La tierra no es de nadie

Parece mentira que grupos políticos xenófobos y ultraderechistas como Libertad e Identidad sigan existiendo en una democracia madura como la nuestra, pero aquí están, soltando como siempre sus diatribas cargadas de odio y desconocimiento:
A todo ello se añade que, desde hace unos años, junto al alarmante descenso de la natalidad, nuestro país sufre una masiva invasión de gentes extrañas que amenaza con destruir y barrer por completo nuestras mismas señas de identidad, todo aquello que nos hace ser lo que somos. Se trata de un arrollador aluvión de gentes desarraigadas, venidas de los lugares más insospechados, a quienes importan un bledo nuestra historia, nuestra cultura y nuestros valores, y que incluso pretenden imponernos otras concepciones de la vida, contra las cuales ya lucharon nuestros antepasados durante siglos, y para lo cual no dudan en recurrir a la violencia terrorista (como lo demuestra el más grave atentado que haya sufrido nunca el pueblo español). La afluencia indiscriminada y masiva de inmigrantes amenaza con colapsar los servicios sociales y pone en peligro los derechos de los españoles, que en muchas ocasiones se ven relegados para dar preferencia a los recién llegados. Nuestros barrios son cada vez más inseguros. Los individuos que hace unos años se movían en las simas de la marginalidad campan hoy por sus respetos imponiendo una especie ley de la jungla a los españoles de a pie. El trabajo reporta cada vez menos beneficios reales más allá del ir tirando, y todos los que van llegando aspiran a convertirse en nuestros iguales en nuestra misma tierra, la tierra milenaria de nuestros padres y los padres de nuestros padres, por el mero hecho de haber arribado a ella de forma más o menos azarosa. Como, por mala que sea su situación aquí, siempre va a ser mejor que aquella de la que proceden, se contentan con trabajar en cualquier cosa mientras que la gente de aquí se ve obligada a aceptar lo inaceptable y encima nos dicen, no sin cinismo, que “hacen lo que no queremos hacer”. El resultado de todo esto es que cada vez somos menos libres y más esclavos en nuestra propia casa, con la excusa de ciertos problemas que nosotros jamás provocamos.
Mientras lo leía he recordado la carta que le envió el Jefe Seattle al presidente de los Estados Unidos en 1854, Franklin Pierce, quien le había hecho una oferta a la tribu para comprar sus tierras. La carta es una muestra ejemplar de sensibilidad literaria y de amor a la naturaleza.
¿Cómo se puede comprar o vender el cielo o el calor de la tierra? Esa es para nosotros una idea extraña. Si nadie puede poseer la frescura del viento ni el fulgor del agua, ¿cómo es posible que usted se proponga comprarlos? (...)

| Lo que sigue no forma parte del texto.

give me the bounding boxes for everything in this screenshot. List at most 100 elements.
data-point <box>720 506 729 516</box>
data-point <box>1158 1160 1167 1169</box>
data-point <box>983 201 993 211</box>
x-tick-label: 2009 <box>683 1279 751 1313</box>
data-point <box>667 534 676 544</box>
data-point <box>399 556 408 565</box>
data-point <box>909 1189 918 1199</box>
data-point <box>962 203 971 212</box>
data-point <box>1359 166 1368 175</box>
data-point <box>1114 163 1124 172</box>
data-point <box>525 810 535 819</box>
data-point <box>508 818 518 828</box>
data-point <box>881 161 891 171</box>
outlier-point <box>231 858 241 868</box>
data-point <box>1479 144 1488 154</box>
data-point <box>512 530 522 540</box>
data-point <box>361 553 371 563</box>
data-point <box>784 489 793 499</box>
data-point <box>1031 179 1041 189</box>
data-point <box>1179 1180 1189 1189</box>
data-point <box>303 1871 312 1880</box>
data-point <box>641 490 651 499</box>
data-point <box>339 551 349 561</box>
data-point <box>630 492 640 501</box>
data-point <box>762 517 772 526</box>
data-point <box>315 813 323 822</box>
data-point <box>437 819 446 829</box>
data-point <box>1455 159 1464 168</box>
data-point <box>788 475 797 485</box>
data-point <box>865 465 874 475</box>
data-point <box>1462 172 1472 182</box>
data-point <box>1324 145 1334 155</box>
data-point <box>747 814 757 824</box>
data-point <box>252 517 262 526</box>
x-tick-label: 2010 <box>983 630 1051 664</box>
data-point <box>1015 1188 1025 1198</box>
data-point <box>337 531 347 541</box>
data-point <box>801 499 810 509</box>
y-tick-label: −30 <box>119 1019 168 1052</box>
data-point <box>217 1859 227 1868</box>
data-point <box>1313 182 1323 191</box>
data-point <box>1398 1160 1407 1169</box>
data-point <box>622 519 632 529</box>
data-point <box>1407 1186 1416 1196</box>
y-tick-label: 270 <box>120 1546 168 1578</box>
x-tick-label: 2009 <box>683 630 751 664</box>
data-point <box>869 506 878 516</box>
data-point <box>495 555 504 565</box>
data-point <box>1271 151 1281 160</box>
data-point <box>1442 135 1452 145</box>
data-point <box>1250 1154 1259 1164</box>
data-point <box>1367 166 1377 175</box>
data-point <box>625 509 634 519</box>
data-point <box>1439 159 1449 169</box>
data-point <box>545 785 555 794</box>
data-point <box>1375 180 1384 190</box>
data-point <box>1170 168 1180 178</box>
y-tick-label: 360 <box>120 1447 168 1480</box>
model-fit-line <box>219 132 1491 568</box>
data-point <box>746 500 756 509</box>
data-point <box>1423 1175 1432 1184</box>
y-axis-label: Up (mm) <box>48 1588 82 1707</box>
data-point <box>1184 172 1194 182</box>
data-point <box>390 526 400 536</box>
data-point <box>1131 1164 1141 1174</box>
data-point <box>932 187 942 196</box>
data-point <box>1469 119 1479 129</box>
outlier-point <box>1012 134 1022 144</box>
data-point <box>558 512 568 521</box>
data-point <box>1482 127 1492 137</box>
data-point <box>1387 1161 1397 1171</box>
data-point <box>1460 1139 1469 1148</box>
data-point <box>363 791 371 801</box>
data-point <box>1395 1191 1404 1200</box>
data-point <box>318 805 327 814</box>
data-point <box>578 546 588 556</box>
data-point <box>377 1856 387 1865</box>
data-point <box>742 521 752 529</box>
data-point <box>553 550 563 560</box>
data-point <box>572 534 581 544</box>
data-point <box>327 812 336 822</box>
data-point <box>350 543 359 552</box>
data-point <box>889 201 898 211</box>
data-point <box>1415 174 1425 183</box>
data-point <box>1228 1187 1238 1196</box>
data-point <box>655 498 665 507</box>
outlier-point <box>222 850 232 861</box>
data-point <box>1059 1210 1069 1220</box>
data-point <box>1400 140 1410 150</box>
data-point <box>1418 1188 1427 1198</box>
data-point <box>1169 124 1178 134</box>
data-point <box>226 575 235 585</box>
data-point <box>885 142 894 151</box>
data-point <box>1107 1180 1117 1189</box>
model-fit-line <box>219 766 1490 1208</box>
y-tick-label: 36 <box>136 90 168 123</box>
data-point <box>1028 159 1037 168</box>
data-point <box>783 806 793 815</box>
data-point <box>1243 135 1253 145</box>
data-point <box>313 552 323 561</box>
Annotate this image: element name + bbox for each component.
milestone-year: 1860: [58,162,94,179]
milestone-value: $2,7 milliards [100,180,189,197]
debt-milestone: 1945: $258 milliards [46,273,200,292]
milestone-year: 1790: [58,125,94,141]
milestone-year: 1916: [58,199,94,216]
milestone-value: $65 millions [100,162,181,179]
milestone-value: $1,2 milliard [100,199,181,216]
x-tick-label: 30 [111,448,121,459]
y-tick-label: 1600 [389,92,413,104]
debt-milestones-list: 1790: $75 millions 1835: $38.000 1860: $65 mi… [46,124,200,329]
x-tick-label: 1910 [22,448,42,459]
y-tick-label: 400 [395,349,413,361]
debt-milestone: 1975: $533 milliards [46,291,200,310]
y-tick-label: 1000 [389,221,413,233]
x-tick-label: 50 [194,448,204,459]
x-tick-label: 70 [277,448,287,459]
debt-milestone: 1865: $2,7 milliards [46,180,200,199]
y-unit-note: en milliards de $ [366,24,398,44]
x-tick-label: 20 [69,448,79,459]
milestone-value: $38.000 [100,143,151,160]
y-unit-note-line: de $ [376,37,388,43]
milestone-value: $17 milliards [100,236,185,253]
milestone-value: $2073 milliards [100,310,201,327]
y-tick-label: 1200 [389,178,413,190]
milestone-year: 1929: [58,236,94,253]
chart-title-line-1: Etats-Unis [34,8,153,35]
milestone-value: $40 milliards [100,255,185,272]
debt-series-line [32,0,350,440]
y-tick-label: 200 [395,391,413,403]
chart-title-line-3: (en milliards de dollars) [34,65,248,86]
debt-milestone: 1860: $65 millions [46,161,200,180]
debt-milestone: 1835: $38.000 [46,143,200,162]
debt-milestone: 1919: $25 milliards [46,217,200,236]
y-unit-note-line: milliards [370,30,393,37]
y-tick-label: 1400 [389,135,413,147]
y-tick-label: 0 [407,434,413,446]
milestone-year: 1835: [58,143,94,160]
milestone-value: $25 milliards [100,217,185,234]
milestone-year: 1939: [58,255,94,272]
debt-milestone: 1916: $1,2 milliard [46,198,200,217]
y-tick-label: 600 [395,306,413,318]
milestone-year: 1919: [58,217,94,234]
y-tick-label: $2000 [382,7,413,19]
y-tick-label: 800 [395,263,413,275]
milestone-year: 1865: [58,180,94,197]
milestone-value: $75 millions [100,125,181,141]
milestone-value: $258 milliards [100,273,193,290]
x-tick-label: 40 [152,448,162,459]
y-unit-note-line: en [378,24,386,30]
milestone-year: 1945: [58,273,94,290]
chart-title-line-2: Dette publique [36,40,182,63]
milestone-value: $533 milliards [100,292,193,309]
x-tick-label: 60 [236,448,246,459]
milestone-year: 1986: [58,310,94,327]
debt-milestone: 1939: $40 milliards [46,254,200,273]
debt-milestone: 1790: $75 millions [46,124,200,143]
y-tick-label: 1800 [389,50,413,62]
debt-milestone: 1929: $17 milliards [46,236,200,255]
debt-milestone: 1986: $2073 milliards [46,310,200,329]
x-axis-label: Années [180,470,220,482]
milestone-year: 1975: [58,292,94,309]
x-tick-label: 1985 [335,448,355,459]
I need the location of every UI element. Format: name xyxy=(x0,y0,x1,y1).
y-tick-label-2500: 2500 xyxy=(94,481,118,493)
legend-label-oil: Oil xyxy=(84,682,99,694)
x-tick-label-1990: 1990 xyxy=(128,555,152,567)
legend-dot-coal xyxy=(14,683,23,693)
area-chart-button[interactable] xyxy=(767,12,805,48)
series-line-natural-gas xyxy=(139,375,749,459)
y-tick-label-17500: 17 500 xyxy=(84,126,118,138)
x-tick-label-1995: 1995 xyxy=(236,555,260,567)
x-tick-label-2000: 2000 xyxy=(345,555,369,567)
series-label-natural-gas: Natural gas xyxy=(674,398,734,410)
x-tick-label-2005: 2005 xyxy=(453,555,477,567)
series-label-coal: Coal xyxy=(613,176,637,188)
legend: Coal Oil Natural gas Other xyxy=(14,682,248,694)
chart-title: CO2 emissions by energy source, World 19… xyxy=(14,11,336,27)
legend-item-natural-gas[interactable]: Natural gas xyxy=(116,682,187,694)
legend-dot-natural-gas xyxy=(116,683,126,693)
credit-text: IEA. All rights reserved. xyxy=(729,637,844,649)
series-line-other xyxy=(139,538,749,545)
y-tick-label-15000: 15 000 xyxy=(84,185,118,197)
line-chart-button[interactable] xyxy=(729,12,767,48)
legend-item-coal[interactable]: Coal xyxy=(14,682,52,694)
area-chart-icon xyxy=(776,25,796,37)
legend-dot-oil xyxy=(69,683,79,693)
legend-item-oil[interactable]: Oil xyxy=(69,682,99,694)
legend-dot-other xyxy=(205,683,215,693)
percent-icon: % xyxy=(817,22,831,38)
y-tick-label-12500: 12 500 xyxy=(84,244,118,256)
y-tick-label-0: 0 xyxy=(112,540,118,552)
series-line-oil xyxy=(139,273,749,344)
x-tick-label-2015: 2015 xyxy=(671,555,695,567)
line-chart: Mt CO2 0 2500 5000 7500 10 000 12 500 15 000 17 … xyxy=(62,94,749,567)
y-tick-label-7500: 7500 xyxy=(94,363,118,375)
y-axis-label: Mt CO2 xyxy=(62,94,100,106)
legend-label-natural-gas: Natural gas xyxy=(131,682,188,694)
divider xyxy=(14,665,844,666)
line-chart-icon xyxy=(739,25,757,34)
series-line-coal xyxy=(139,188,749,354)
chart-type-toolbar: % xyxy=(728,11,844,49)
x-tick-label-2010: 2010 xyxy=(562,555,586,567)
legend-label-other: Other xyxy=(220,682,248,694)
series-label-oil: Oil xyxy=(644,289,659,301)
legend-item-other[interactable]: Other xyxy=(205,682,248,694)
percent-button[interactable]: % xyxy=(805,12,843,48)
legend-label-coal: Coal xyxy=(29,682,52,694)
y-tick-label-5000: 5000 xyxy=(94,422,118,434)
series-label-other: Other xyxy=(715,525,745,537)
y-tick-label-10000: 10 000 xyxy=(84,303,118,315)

Esto es lo que sabemos: la tierra no pertenece al hombre; es el hombre el que pertenece a la tierra. Esto es lo que sabemos: todas la cosas están relacionadas como la sangre que une una familia. Hay una unión en todo.

Lo que ocurra con la tierra recaerá sobre los hijos de la tierra. El hombre no tejió el tejido de la vida; él es simplemente uno de sus hilos. Todo lo que hiciere al tejido, lo hará a sí mismo.